Ultradroite : "Il y a un changement de rapport à la violence de rue, mais aussi à la violence terroriste", selon un spécialiste
Du meurtre de Lola à la mort de Thomas à Crépol (Drôme), les groupuscules d'extrême droite s'emparent des faits divers avec une violence "qui s'affirme de plus en plus", notamment grâce à une nouvelle génération de militants qui n'a pas peur de prendre des "risques judiciaires", selon Emmanuel Casajus. Ce spécialiste de l'extrême droite est docteur en sociologie au Laboratoire du changement social et politique à Paris. Il est l'auteur de Style et violence dans l'extrême droite radicale (Editions du Cerf).
franceinfo : Est-ce que les modes d'action de ces groupuscules ont changé ?
Emmanuel Casajus : Cette façon d'agir et cette capacité à se mobiliser un peu partout en France sont assez récentes. Pour moi, ça remonte à l'affaire Lola, il y a un peu plus d'un an. Ensuite, le savoir-faire s'est confirmé à Saint-Brevin [où des militants d'extrême droite ont incendié la maison du maire en mars], avec une violence assez tolérée et qui a suscité peu de réactions indignées. C'est quelque chose d'assez nouveau qui se met en place, qui s'affirme de plus en plus, avec une volonté d'agir très vite et d'agir partout, et une capacité de plus en plus nette à le faire. Je pense aussi, par exemple, à Annecy, avec la mobilisation qui avait eu lieu le lendemain de l'attaque dans le parc pour enfants ou encore pendant les manifestations pour Nahel. Là, ils avaient un peu plus de mal à se mobiliser, mais ils avaient réussi à le faire à plusieurs endroits, avec un savoir-faire qui s'est développé sur les dernières années. En 2015-2016, l'Action française organisait des descentes de militants de Paris vers Marseille pour protéger leur local. Mais à l'époque, ils avaient du mal à remplir les voitures et c'était beaucoup de militants nationalistes révolutionnaires qui remplissaient, voire organisaient, ces allers-retours.
Comment expliquer cette meilleure capacité à se mobiliser ?
Je pense qu'il y a une question de confiance, une nouvelle génération qui s'inspire de pratiques qui viennent du stade, avec notamment les déplacements des supporters qui bougent d'une ville à l'autre pour soutenir leurs équipes.

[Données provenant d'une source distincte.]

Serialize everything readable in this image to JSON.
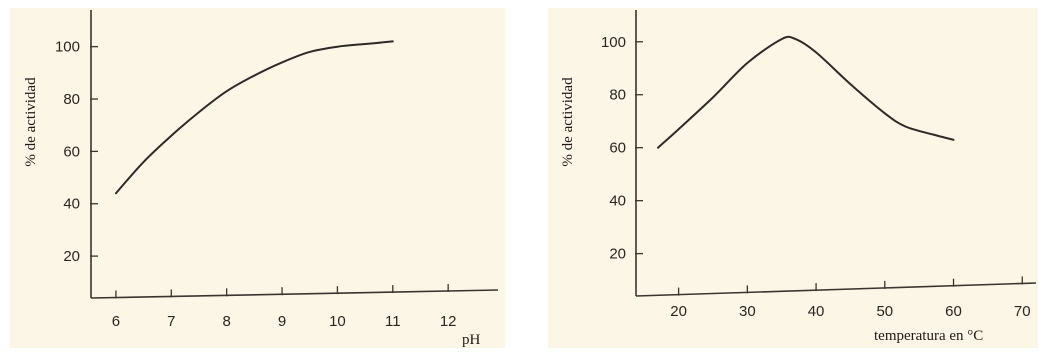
{
  "background_color": "#FBF6E6",
  "line_color": "#2E2A26",
  "chart_data": [
    {
      "type": "line",
      "xlabel": "pH",
      "ylabel": "% de actividad",
      "xticks": [
        6,
        7,
        8,
        9,
        10,
        11,
        12
      ],
      "yticks": [
        20,
        40,
        60,
        80,
        100
      ],
      "xlim": [
        5.55,
        12.9
      ],
      "ylim": [
        4,
        114
      ],
      "x": [
        6,
        6.5,
        7,
        7.5,
        8,
        8.5,
        9,
        9.5,
        10,
        10.5,
        11
      ],
      "y": [
        44,
        56,
        66,
        75,
        83,
        89,
        94,
        98,
        100,
        101,
        102
      ]
    },
    {
      "type": "line",
      "xlabel": "temperatura en °C",
      "ylabel": "% de actividad",
      "xticks": [
        20,
        30,
        40,
        50,
        60,
        70
      ],
      "yticks": [
        20,
        40,
        60,
        80,
        100
      ],
      "xlim": [
        13.8,
        72
      ],
      "ylim": [
        4,
        112
      ],
      "x": [
        17,
        20,
        25,
        30,
        35,
        37,
        40,
        45,
        50,
        53,
        57,
        60
      ],
      "y": [
        60,
        67,
        79,
        92,
        101,
        101,
        96,
        84,
        73,
        68,
        65,
        63
      ]
    }
  ]
}
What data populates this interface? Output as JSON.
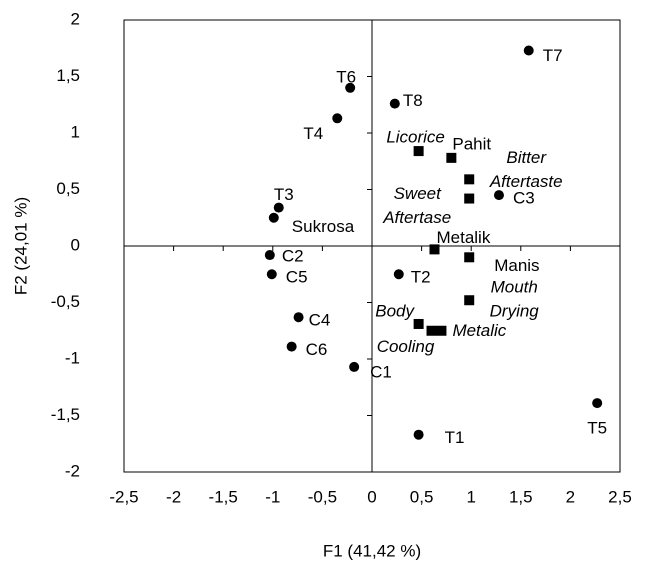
{
  "chart_data": {
    "type": "scatter",
    "xlabel": "F1 (41,42 %)",
    "ylabel": "F2 (24,01 %)",
    "xlim": [
      -2.5,
      2.5
    ],
    "ylim": [
      -2,
      2
    ],
    "xticks": [
      {
        "value": -2.5,
        "label": "-2,5"
      },
      -2,
      {
        "value": -1.5,
        "label": "-1,5"
      },
      -1,
      {
        "value": -0.5,
        "label": "-0,5"
      },
      0,
      {
        "value": 0.5,
        "label": "0,5"
      },
      1,
      {
        "value": 1.5,
        "label": "1,5"
      },
      2,
      {
        "value": 2.5,
        "label": "2,5"
      }
    ],
    "yticks": [
      -2,
      {
        "value": -1.5,
        "label": "-1,5"
      },
      -1,
      {
        "value": -0.5,
        "label": "-0,5"
      },
      0,
      {
        "value": 0.5,
        "label": "0,5"
      },
      1,
      {
        "value": 1.5,
        "label": "1,5"
      },
      2
    ],
    "color": "#000000",
    "points": [
      {
        "label": [
          "T7"
        ],
        "x": 1.58,
        "y": 1.73,
        "marker": "circle"
      },
      {
        "label": [
          "T6"
        ],
        "x": -0.22,
        "y": 1.4,
        "marker": "circle"
      },
      {
        "label": [
          "T8"
        ],
        "x": 0.23,
        "y": 1.26,
        "marker": "circle"
      },
      {
        "label": [
          "T4"
        ],
        "x": -0.35,
        "y": 1.13,
        "marker": "circle"
      },
      {
        "label": [
          "T3"
        ],
        "x": -0.94,
        "y": 0.34,
        "marker": "circle"
      },
      {
        "label": [
          "Sukrosa"
        ],
        "x": -0.99,
        "y": 0.25,
        "marker": "circle"
      },
      {
        "label": [
          "C3"
        ],
        "x": 1.28,
        "y": 0.45,
        "marker": "circle"
      },
      {
        "label": [
          "C2"
        ],
        "x": -1.03,
        "y": -0.08,
        "marker": "circle"
      },
      {
        "label": [
          "C5"
        ],
        "x": -1.01,
        "y": -0.25,
        "marker": "circle"
      },
      {
        "label": [
          "T2"
        ],
        "x": 0.27,
        "y": -0.25,
        "marker": "circle"
      },
      {
        "label": [
          "C4"
        ],
        "x": -0.74,
        "y": -0.63,
        "marker": "circle"
      },
      {
        "label": [
          "C6"
        ],
        "x": -0.81,
        "y": -0.89,
        "marker": "circle"
      },
      {
        "label": [
          "C1"
        ],
        "x": -0.18,
        "y": -1.07,
        "marker": "circle"
      },
      {
        "label": [
          "T1"
        ],
        "x": 0.47,
        "y": -1.67,
        "marker": "circle"
      },
      {
        "label": [
          "T5"
        ],
        "x": 2.27,
        "y": -1.39,
        "marker": "circle"
      },
      {
        "label": [
          "Licorice"
        ],
        "x": 0.47,
        "y": 0.84,
        "marker": "square",
        "italic": true
      },
      {
        "label": [
          "Pahit"
        ],
        "x": 0.8,
        "y": 0.78,
        "marker": "square"
      },
      {
        "label": [
          "Bitter",
          "Aftertaste"
        ],
        "x": 0.98,
        "y": 0.59,
        "marker": "square",
        "italic": true
      },
      {
        "label": [
          "Sweet",
          "Aftertase"
        ],
        "x": 0.98,
        "y": 0.42,
        "marker": "square",
        "italic": true
      },
      {
        "label": [
          "Metalik"
        ],
        "x": 0.63,
        "y": -0.03,
        "marker": "square"
      },
      {
        "label": [
          "Manis"
        ],
        "x": 0.98,
        "y": -0.1,
        "marker": "square"
      },
      {
        "label": [
          "Mouth",
          "Drying"
        ],
        "x": 0.98,
        "y": -0.48,
        "marker": "square",
        "italic": true
      },
      {
        "label": [
          "Body"
        ],
        "x": 0.47,
        "y": -0.69,
        "marker": "square",
        "italic": true
      },
      {
        "label": [
          "Metalic"
        ],
        "x": 0.7,
        "y": -0.75,
        "marker": "square",
        "italic": true
      },
      {
        "label": [
          "Cooling"
        ],
        "x": 0.6,
        "y": -0.75,
        "marker": "square",
        "italic": true
      }
    ]
  }
}
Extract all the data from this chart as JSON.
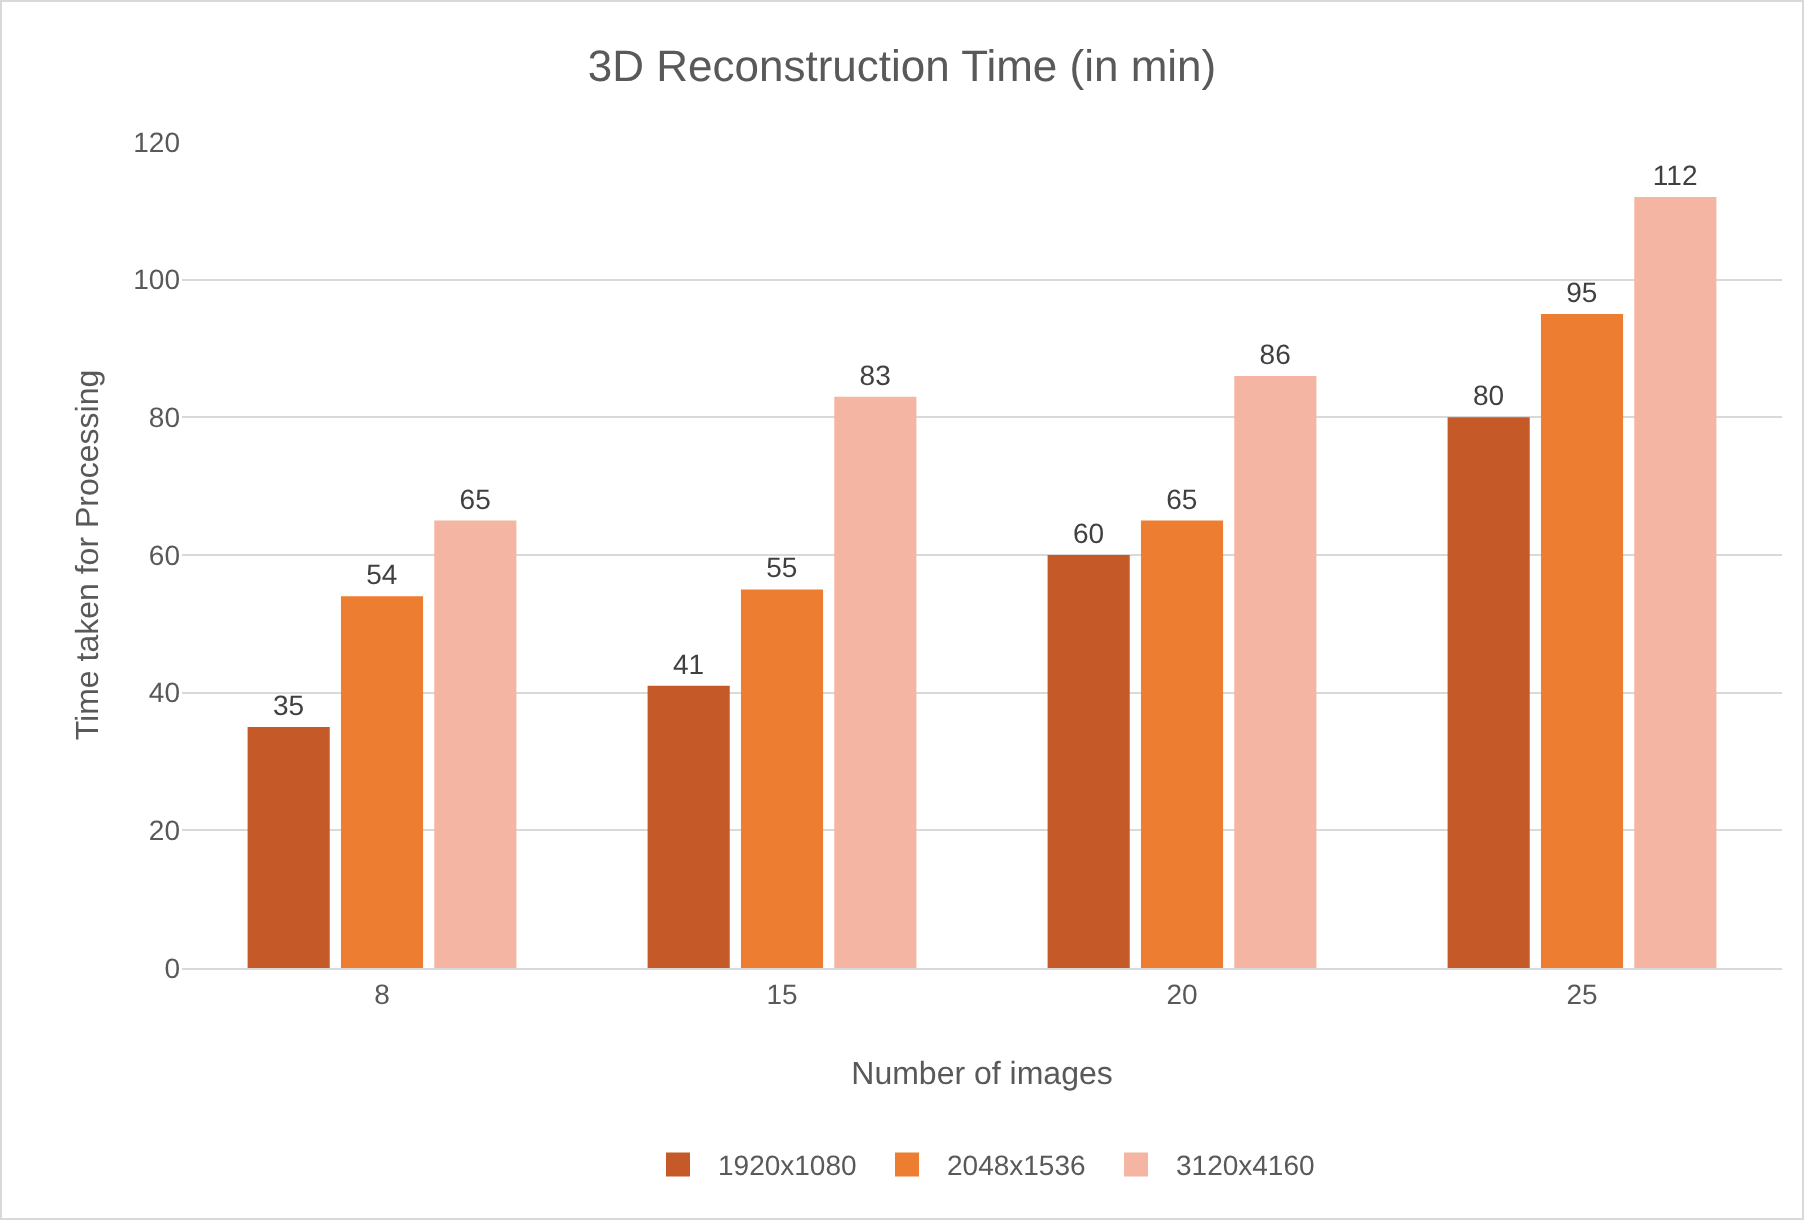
{
  "chart_data": {
    "type": "bar",
    "title": "3D Reconstruction Time (in min)",
    "xlabel": "Number of images",
    "ylabel": "Time taken for Processing",
    "categories": [
      "8",
      "15",
      "20",
      "25"
    ],
    "series": [
      {
        "name": "1920x1080",
        "color": "#c55a28",
        "values": [
          35,
          41,
          60,
          80
        ]
      },
      {
        "name": "2048x1536",
        "color": "#ed7d31",
        "values": [
          54,
          55,
          65,
          95
        ]
      },
      {
        "name": "3120x4160",
        "color": "#f4b6a2",
        "values": [
          65,
          83,
          86,
          112
        ]
      }
    ],
    "ylim": [
      0,
      120
    ],
    "yticks": [
      0,
      20,
      40,
      60,
      80,
      100,
      120
    ],
    "grid": "y",
    "legend": "bottom",
    "data_labels": true
  }
}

Je ne suis pas certain que les militants soient plus nombreux, mais ils sont plus motivés, avec une volonté de mettre la politique au premier rang dans leur vie et de prendre des risques en termes de carrière, en termes judiciaires, qui est plus affirmée que pour la génération de militants précédente. Ils sont mieux organisés et plus motivés, notamment grâce à la messagerie Telegram qui leur permet de prévoir des actions.
Leur violence est-elle davantage assumée ?
Il y a un changement de rapport à la violence de rue, mais aussi à la violence terroriste. À l’époque où j'avais réalisé une enquête de terrain, en 2015-2016, la violence terroriste était assez condamnée par les acteurs de cette mouvance. Une expression qui revenait, c'était "gogol à la Breivik" [du nom du terroriste norvégien d'extrême droite], c'est-à-dire un homme tout seul chez lui, qui prend des armes et fait n'importe quoi. Les militants disaient : "Nous, on n'a rien à voir avec ce genre de personne. On est des militants, on distribue des tracts". J'ai l'impression que ce mépris pour ce type d'agissements a complètement disparu et qu'aujourd'hui, c'est même plutôt le contraire. Ce sont des figures mises en avant, quasiment déifiées. Il y a une espèce de changement dans le rapport à la violence de l'ensemble de la société, parce que la condamnation vient aussi moins vite et de manière moins forte. Les normes sociales autour de la violence d'extrême droite ont changé, y compris au sein même de l'extrême droite et de sa frange radicale.